Before you begin searching for data to mine on data.gov, the federal data portal, you must understand one thing: There is no data on the site. Data.gov is home to a data catalog, a list of dataset names with details such as descriptions, formats, and urls for obtaining data and additional information. The data itself is hosted and shared by the individual government agencies that create it, and each agency does things in its own way.
Although a lot of data (more than 100,000 datasets) is cataloged on data.gov, it still covers only a fraction of what's available from government agencies. Agencies are required to maintain some new data in electronic form and list it on data.gov, but they may have additional resources that are not listed there. So data.gov is a good starting point in your search for government data, but it's not a comprehensive source.
Here's how to begin:
-
Go to the data.gov home page, and in the box that says "Get Started," enter keywords for the type of data you need.
You'll get a list of datasets whose descriptions mention your keywords. The list may include thousands of results.
On the left side of the screen, you will see options for narrowing your search based on tags, data formats, the agency that produced the data, and other factors. There is even an interactive map that lets you indicate the geographic area you have in mind.
-
Narrow your search to get you a shorter, more relevant list of datasets.
-
When you find a dataset description looks appropriate for your needs, click on the name.

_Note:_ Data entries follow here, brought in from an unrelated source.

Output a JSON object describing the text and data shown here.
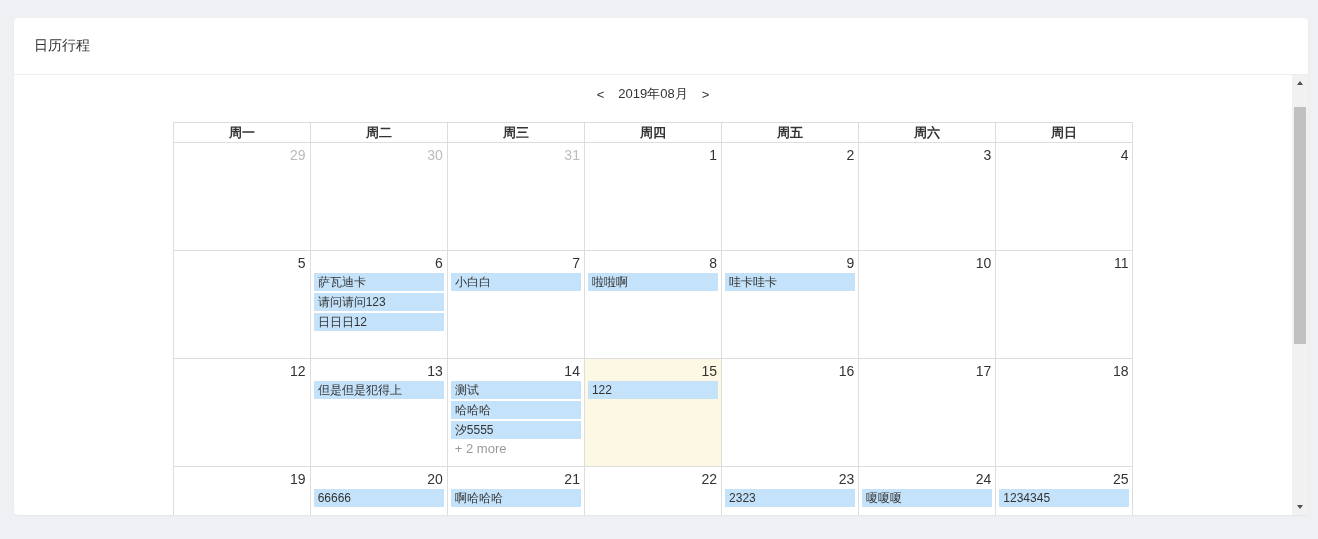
{
  "panel": {
    "title": "日历行程"
  },
  "toolbar": {
    "prev": "<",
    "month": "2019年08月",
    "next": ">"
  },
  "weekdays": [
    "周一",
    "周二",
    "周三",
    "周四",
    "周五",
    "周六",
    "周日"
  ],
  "weeks": [
    [
      {
        "day": "29",
        "other_month": true,
        "today": false
      },
      {
        "day": "30",
        "other_month": true,
        "today": false
      },
      {
        "day": "31",
        "other_month": true,
        "today": false
      },
      {
        "day": "1",
        "other_month": false,
        "today": false
      },
      {
        "day": "2",
        "other_month": false,
        "today": false
      },
      {
        "day": "3",
        "other_month": false,
        "today": false
      },
      {
        "day": "4",
        "other_month": false,
        "today": false
      }
    ],
    [
      {
        "day": "5",
        "other_month": false,
        "today": false
      },
      {
        "day": "6",
        "other_month": false,
        "today": false,
        "events": [
          "萨瓦迪卡",
          "请问请问123",
          "日日日12"
        ]
      },
      {
        "day": "7",
        "other_month": false,
        "today": false,
        "events": [
          "小白白"
        ]
      },
      {
        "day": "8",
        "other_month": false,
        "today": false,
        "events": [
          "啦啦啊"
        ]
      },
      {
        "day": "9",
        "other_month": false,
        "today": false,
        "events": [
          "哇卡哇卡"
        ]
      },
      {
        "day": "10",
        "other_month": false,
        "today": false
      },
      {
        "day": "11",
        "other_month": false,
        "today": false
      }
    ],
    [
      {
        "day": "12",
        "other_month": false,
        "today": false
      },
      {
        "day": "13",
        "other_month": false,
        "today": false,
        "events": [
          "但是但是犯得上"
        ]
      },
      {
        "day": "14",
        "other_month": false,
        "today": false,
        "events": [
          "测试",
          "哈哈哈",
          "汐5555"
        ],
        "more": "+ 2 more"
      },
      {
        "day": "15",
        "other_month": false,
        "today": true,
        "events": [
          "122"
        ]
      },
      {
        "day": "16",
        "other_month": false,
        "today": false
      },
      {
        "day": "17",
        "other_month": false,
        "today": false
      },
      {
        "day": "18",
        "other_month": false,
        "today": false
      }
    ],
    [
      {
        "day": "19",
        "other_month": false,
        "today": false
      },
      {
        "day": "20",
        "other_month": false,
        "today": false,
        "events": [
          "66666"
        ]
      },
      {
        "day": "21",
        "other_month": false,
        "today": false,
        "events": [
          "啊哈哈哈"
        ]
      },
      {
        "day": "22",
        "other_month": false,
        "today": false
      },
      {
        "day": "23",
        "other_month": false,
        "today": false,
        "events": [
          "2323"
        ]
      },
      {
        "day": "24",
        "other_month": false,
        "today": false,
        "events": [
          "嗄嗄嗄"
        ]
      },
      {
        "day": "25",
        "other_month": false,
        "today": false,
        "events": [
          "1234345"
        ]
      }
    ]
  ]
}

You'll get a more detailed description of the dataset. In some cases, this information will include the location of a data dictionary, documentation which explains the data fields, the email address of a contact person or other information you may need.
Note that download buttons don't always take you straight to the data. Often, these link to another web page, on data.gov or an agency site. You may find yourself navigating a number of pages on an agency site before actually reaching the data itself.